For that reason I am convinced that we have to let freedom to remain to be the axial principle of our world. I do not consider “fairness” (or social justice) to be a good alternative. I will always prefer free trade to fair trade and, similarly, free speech to fair speech. I do not consider “environmentalism” to be an alternative because it introduces another version of etatism, of apriorism, of fundamentalism, because it asks us to neglect competing goals and visions and the unavoidable existence of difficult and unpleasant trade-offs. I do not consider the now fashionable “communitarism” to be a suitable alternative either because of its moralism, elitism, collectivism and anti-liberalism (in a European sense). I am also afraid of the “technocratic modernism” which disrespects human relations, social organization, economic arrangements and political processes and which longs for building a “Brave New World” of sophisticated machines and of information technology.

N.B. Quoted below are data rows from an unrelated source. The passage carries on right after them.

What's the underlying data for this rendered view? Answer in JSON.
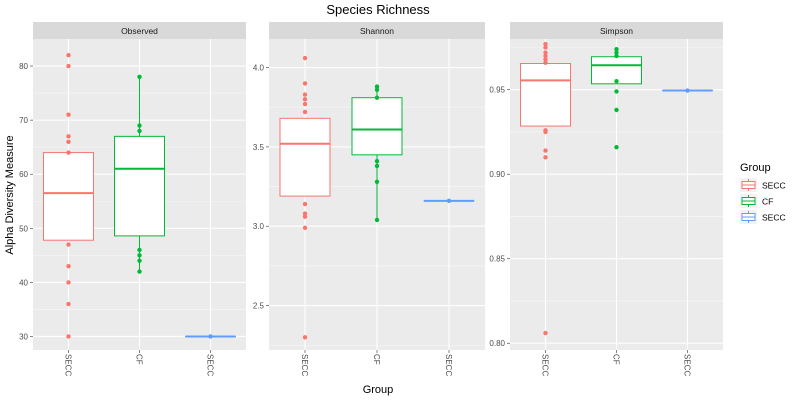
{
  "chart_data": {
    "type": "box",
    "title": "Species Richness",
    "xlabel": "Group",
    "ylabel": "Alpha Diversity Measure",
    "categories": [
      "SECC",
      "CF",
      "SECC"
    ],
    "colors": [
      "#F8766D",
      "#00BA38",
      "#619CFF"
    ],
    "legend": {
      "title": "Group",
      "placement": "right",
      "entries": [
        "SECC",
        "CF",
        "SECC"
      ]
    },
    "facets": [
      {
        "name": "Observed",
        "ylim": [
          27.5,
          85.0
        ],
        "yticks": [
          30,
          40,
          50,
          60,
          70,
          80
        ],
        "ytick_labels": [
          "30",
          "40",
          "50",
          "60",
          "70",
          "80"
        ],
        "boxes": [
          {
            "q1": 47.8,
            "median": 56.5,
            "q3": 64.0,
            "whisker_low": 47.8,
            "whisker_high": 64.0,
            "points": [
              82,
              80,
              71,
              67,
              66,
              64,
              47,
              43,
              40,
              36,
              30
            ]
          },
          {
            "q1": 48.6,
            "median": 61.0,
            "q3": 67.0,
            "whisker_low": 42.0,
            "whisker_high": 78.0,
            "points": [
              78,
              69,
              68,
              46,
              45,
              44,
              42
            ]
          },
          {
            "q1": 30.0,
            "median": 30.0,
            "q3": 30.0,
            "whisker_low": 30.0,
            "whisker_high": 30.0,
            "points": [
              30
            ]
          }
        ]
      },
      {
        "name": "Shannon",
        "ylim": [
          2.22,
          4.18
        ],
        "yticks": [
          2.5,
          3.0,
          3.5,
          4.0
        ],
        "ytick_labels": [
          "2.5",
          "3.0",
          "3.5",
          "4.0"
        ],
        "boxes": [
          {
            "q1": 3.19,
            "median": 3.52,
            "q3": 3.68,
            "whisker_low": 3.19,
            "whisker_high": 3.68,
            "points": [
              4.06,
              3.9,
              3.83,
              3.8,
              3.77,
              3.72,
              3.14,
              3.08,
              3.06,
              2.99,
              2.3
            ]
          },
          {
            "q1": 3.45,
            "median": 3.61,
            "q3": 3.81,
            "whisker_low": 3.04,
            "whisker_high": 3.88,
            "points": [
              3.88,
              3.86,
              3.81,
              3.41,
              3.38,
              3.28,
              3.04
            ]
          },
          {
            "q1": 3.16,
            "median": 3.16,
            "q3": 3.16,
            "whisker_low": 3.16,
            "whisker_high": 3.16,
            "points": [
              3.16
            ]
          }
        ]
      },
      {
        "name": "Simpson",
        "ylim": [
          0.796,
          0.98
        ],
        "yticks": [
          0.8,
          0.85,
          0.9,
          0.95
        ],
        "ytick_labels": [
          "0.80",
          "0.85",
          "0.90",
          "0.95"
        ],
        "boxes": [
          {
            "q1": 0.9285,
            "median": 0.9555,
            "q3": 0.9655,
            "whisker_low": 0.9285,
            "whisker_high": 0.9655,
            "points": [
              0.977,
              0.975,
              0.972,
              0.97,
              0.968,
              0.966,
              0.926,
              0.925,
              0.914,
              0.91,
              0.806
            ]
          },
          {
            "q1": 0.9535,
            "median": 0.9645,
            "q3": 0.9695,
            "whisker_low": 0.9535,
            "whisker_high": 0.9745,
            "points": [
              0.974,
              0.972,
              0.97,
              0.955,
              0.949,
              0.938,
              0.916
            ]
          },
          {
            "q1": 0.9495,
            "median": 0.9495,
            "q3": 0.9495,
            "whisker_low": 0.9495,
            "whisker_high": 0.9495,
            "points": [
              0.9495
            ]
          }
        ]
      }
    ]
  }
}
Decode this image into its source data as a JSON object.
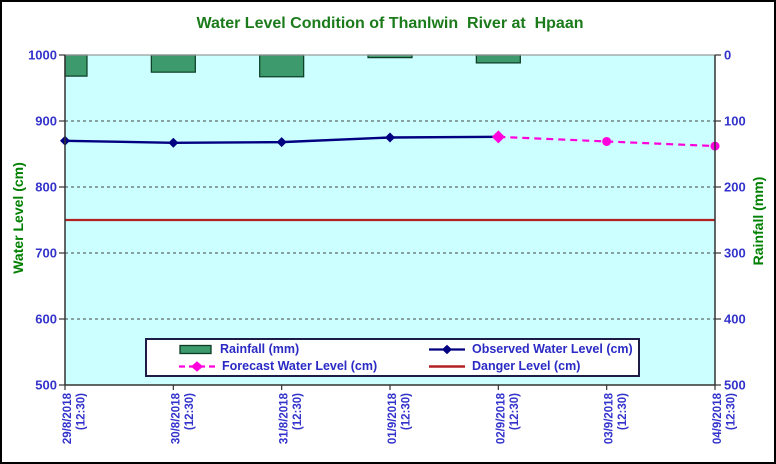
{
  "chart_data": {
    "type": "line",
    "title": "Water Level Condition of Thanlwin  River at  Hpaan",
    "categories": [
      {
        "date": "29/8/2018",
        "time": "(12:30)"
      },
      {
        "date": "30/8/2018",
        "time": "(12:30)"
      },
      {
        "date": "31/8/2018",
        "time": "(12:30)"
      },
      {
        "date": "01/9/2018",
        "time": "(12:30)"
      },
      {
        "date": "02/9/2018",
        "time": "(12:30)"
      },
      {
        "date": "03/9/2018",
        "time": "(12:30)"
      },
      {
        "date": "04/9/2018",
        "time": "(12:30)"
      }
    ],
    "series": [
      {
        "name": "Rainfall (mm)",
        "type": "bar",
        "axis": "right",
        "color": "#3c9a6c",
        "border_color": "#0b3b24",
        "values": [
          32,
          26,
          33,
          4,
          12,
          0,
          0
        ]
      },
      {
        "name": "Observed Water Level (cm)",
        "type": "line",
        "axis": "left",
        "color": "#000080",
        "marker": "diamond",
        "values": [
          870,
          867,
          868,
          875,
          876,
          null,
          null
        ]
      },
      {
        "name": "Forecast Water Level (cm)",
        "type": "line",
        "axis": "left",
        "style": "dashed",
        "color": "#ff00dd",
        "marker": "circle",
        "values": [
          null,
          null,
          null,
          null,
          876,
          869,
          862
        ]
      },
      {
        "name": "Danger Level (cm)",
        "type": "hline",
        "axis": "left",
        "color": "#b22222",
        "value": 750
      }
    ],
    "left_axis": {
      "title": "Water Level (cm)",
      "min": 500,
      "max": 1000,
      "ticks": [
        1000,
        900,
        800,
        700,
        600,
        500
      ],
      "tick_color": "#3333cc",
      "title_color": "#008000"
    },
    "right_axis": {
      "title": "Rainfall (mm)",
      "min": 0,
      "max": 500,
      "inverted": true,
      "ticks": [
        0,
        100,
        200,
        300,
        400,
        500
      ],
      "tick_color": "#3333cc",
      "title_color": "#008000"
    },
    "plot": {
      "background": "#ccffff",
      "gridline_style": "dashed",
      "gridline_color": "#444444",
      "top_border_color": "#9a9a9a",
      "axis_color": "#333333"
    },
    "legend_position": "inside-bottom"
  }
}
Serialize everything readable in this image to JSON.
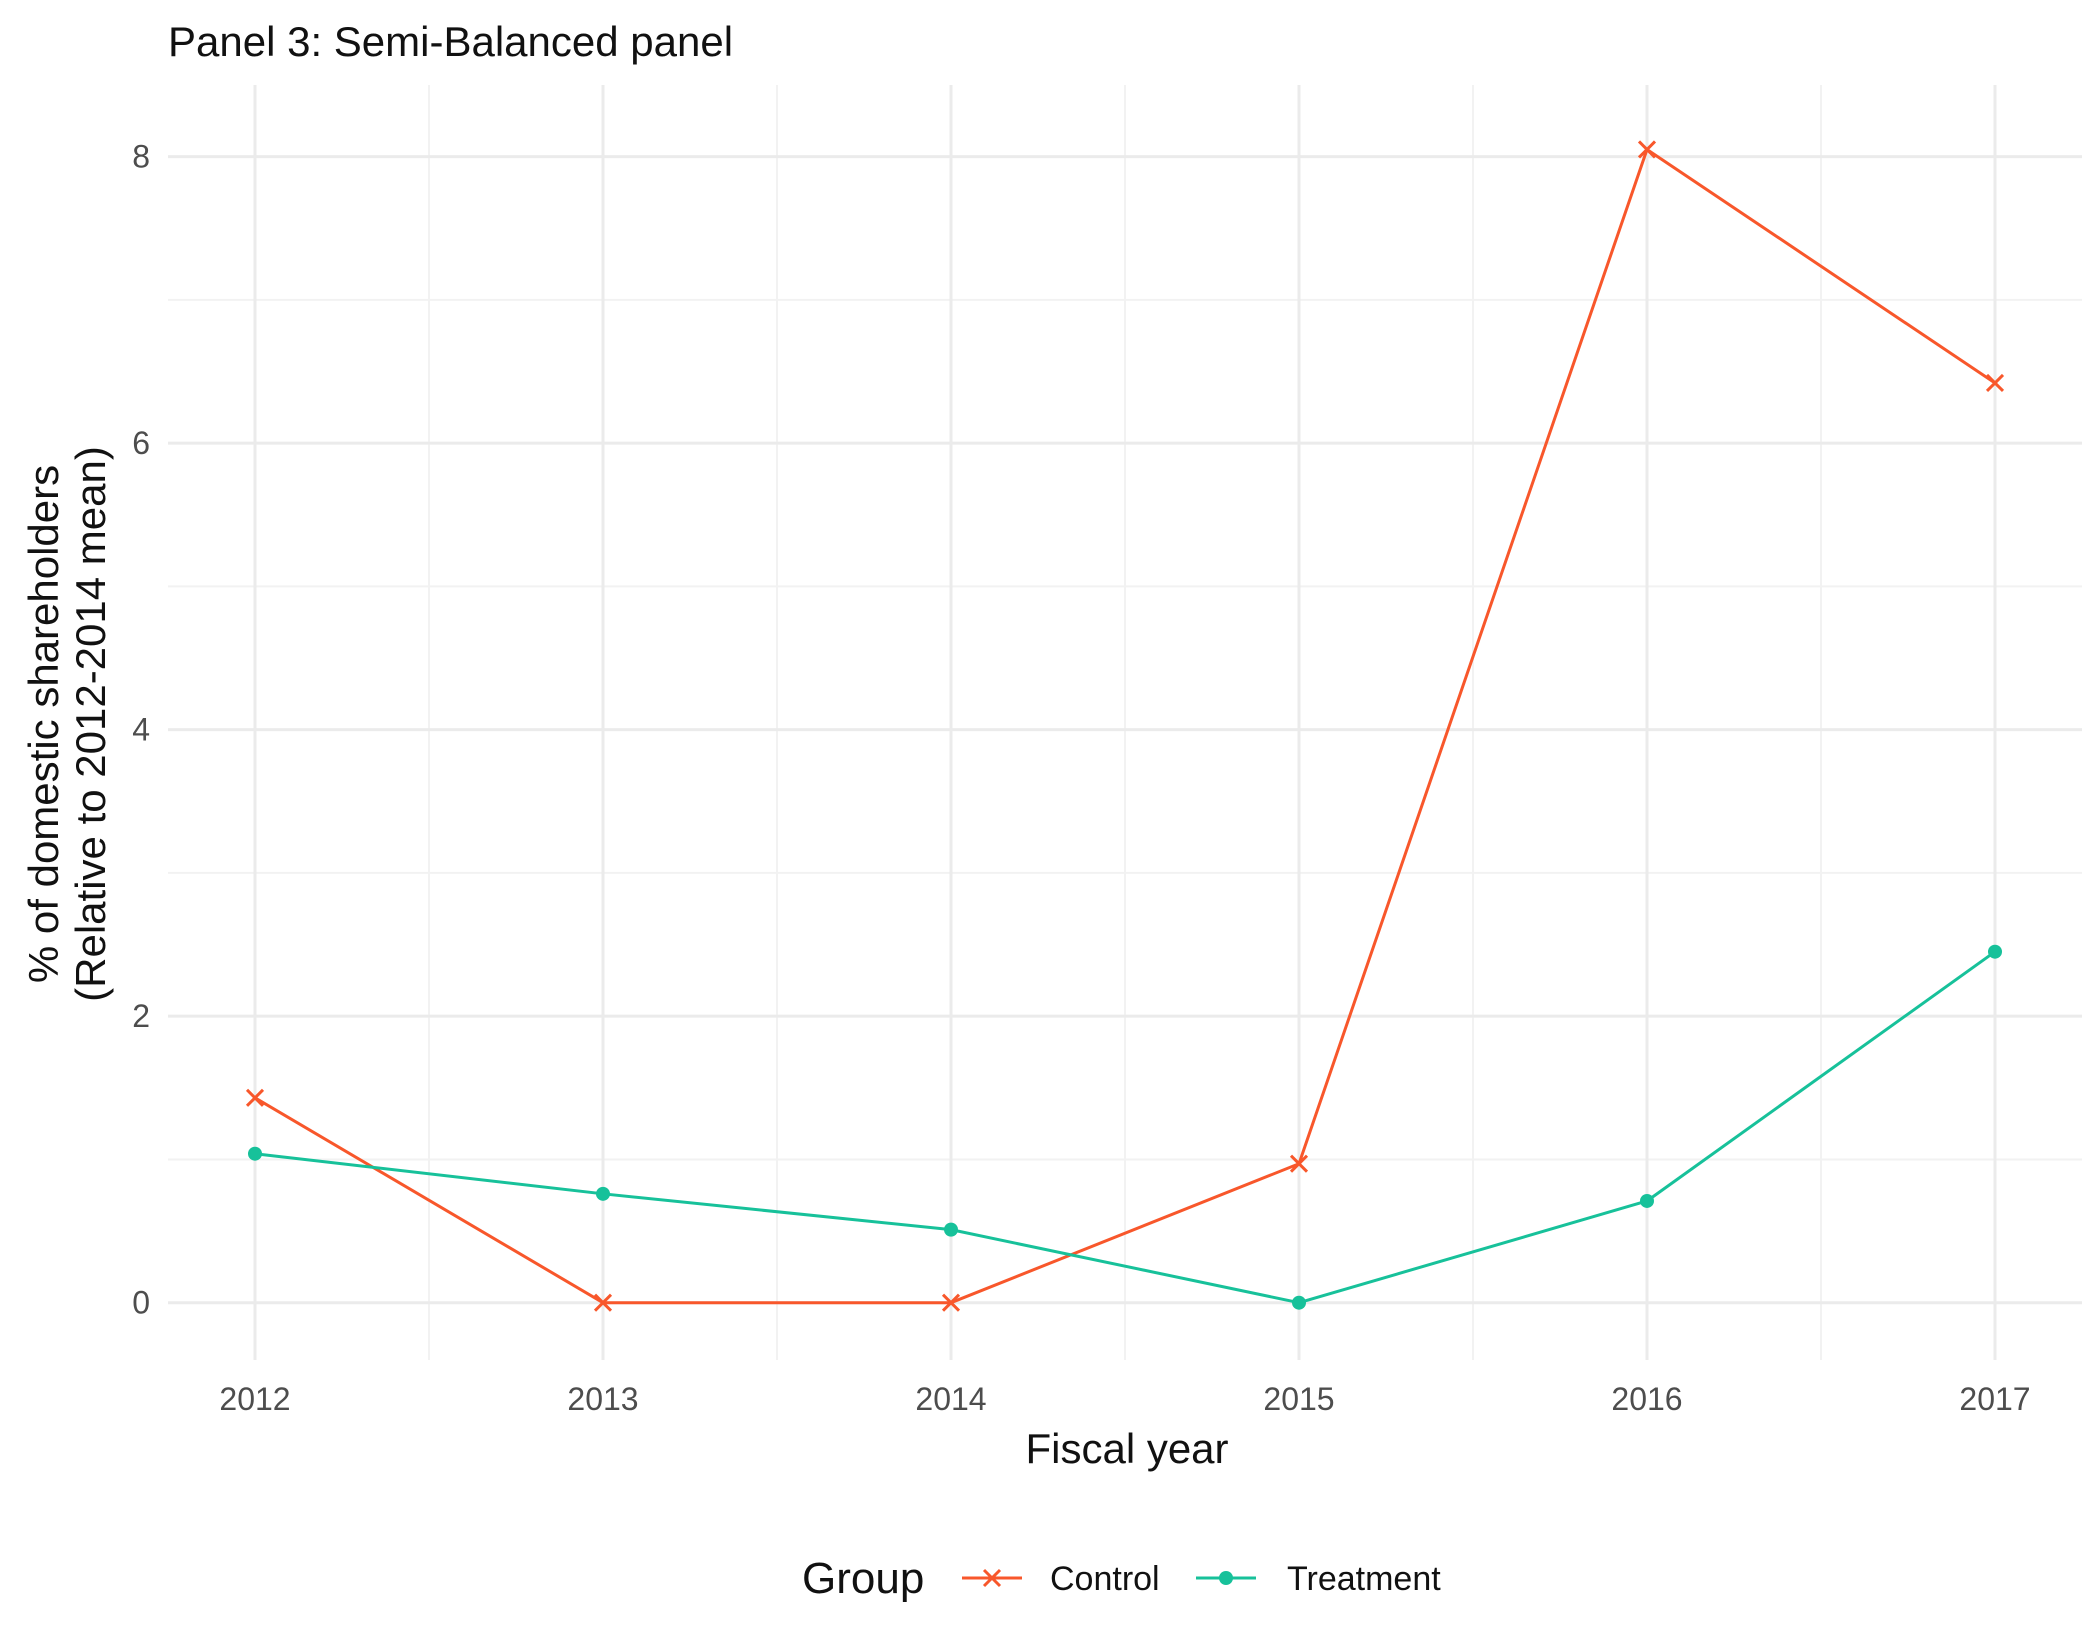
{
  "chart_data": {
    "type": "line",
    "title": "Panel 3: Semi-Balanced panel",
    "xlabel": "Fiscal year",
    "ylabel_lines": [
      "% of domestic shareholders",
      "(Relative to 2012-2014 mean)"
    ],
    "categories": [
      "2012",
      "2013",
      "2014",
      "2015",
      "2016",
      "2017"
    ],
    "x": [
      2012,
      2013,
      2014,
      2015,
      2016,
      2017
    ],
    "y_ticks": [
      0,
      2,
      4,
      6,
      8
    ],
    "y_tick_labels": [
      "0",
      "2",
      "4",
      "6",
      "8"
    ],
    "xlim": [
      2011.75,
      2017.25
    ],
    "ylim": [
      -0.4,
      8.5
    ],
    "grid": true,
    "legend": {
      "title": "Group",
      "position": "bottom"
    },
    "series": [
      {
        "name": "Control",
        "color": "#f8572b",
        "marker": "cross",
        "values": [
          1.43,
          0.0,
          0.0,
          0.97,
          8.05,
          6.42
        ]
      },
      {
        "name": "Treatment",
        "color": "#17c19a",
        "marker": "dot",
        "values": [
          1.04,
          0.76,
          0.51,
          0.0,
          0.71,
          2.45
        ]
      }
    ]
  }
}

There must be, of course, limits of freedom. They should be imposed upon us either internally, which means they must be connected with our own behavioral patterns or externally, which means they must be connected with rules or norms formulated by society. Do we have enough of both of the needy constraints? Being aware of many pathological phenomena in our societies I am afraid that our answer tends to be a negative one.
I see, therefore, the principal challenges of the next period in the following way: how to increase or deepen our responsibility without changing undemocratically our minds and how to redefine or reformulate the formal rules without creating a controlled society. We do not possess many guidelines how to achieve it, but two of them seem to me important.
The first one is a cautious warning: the changes should be incremental, not absolute. We have to move at the margin only.
The second one is similar: when there is the slightest doubt while making a choice between more control and less control, choose always less!
Both my simple recommendations reflect my experience with my life in a totalitarian communist society. They may reflect my oversensitivity which is, hopefully, understandable. I wish the new graduates success in their personal lives and in their future productive involvement in the solution of the problems of our times.
Václav Klaus, Chairman of the Parliament of the Czech Republic, Commencement Speech at the DePaul University, Chicago, June 13, 1999.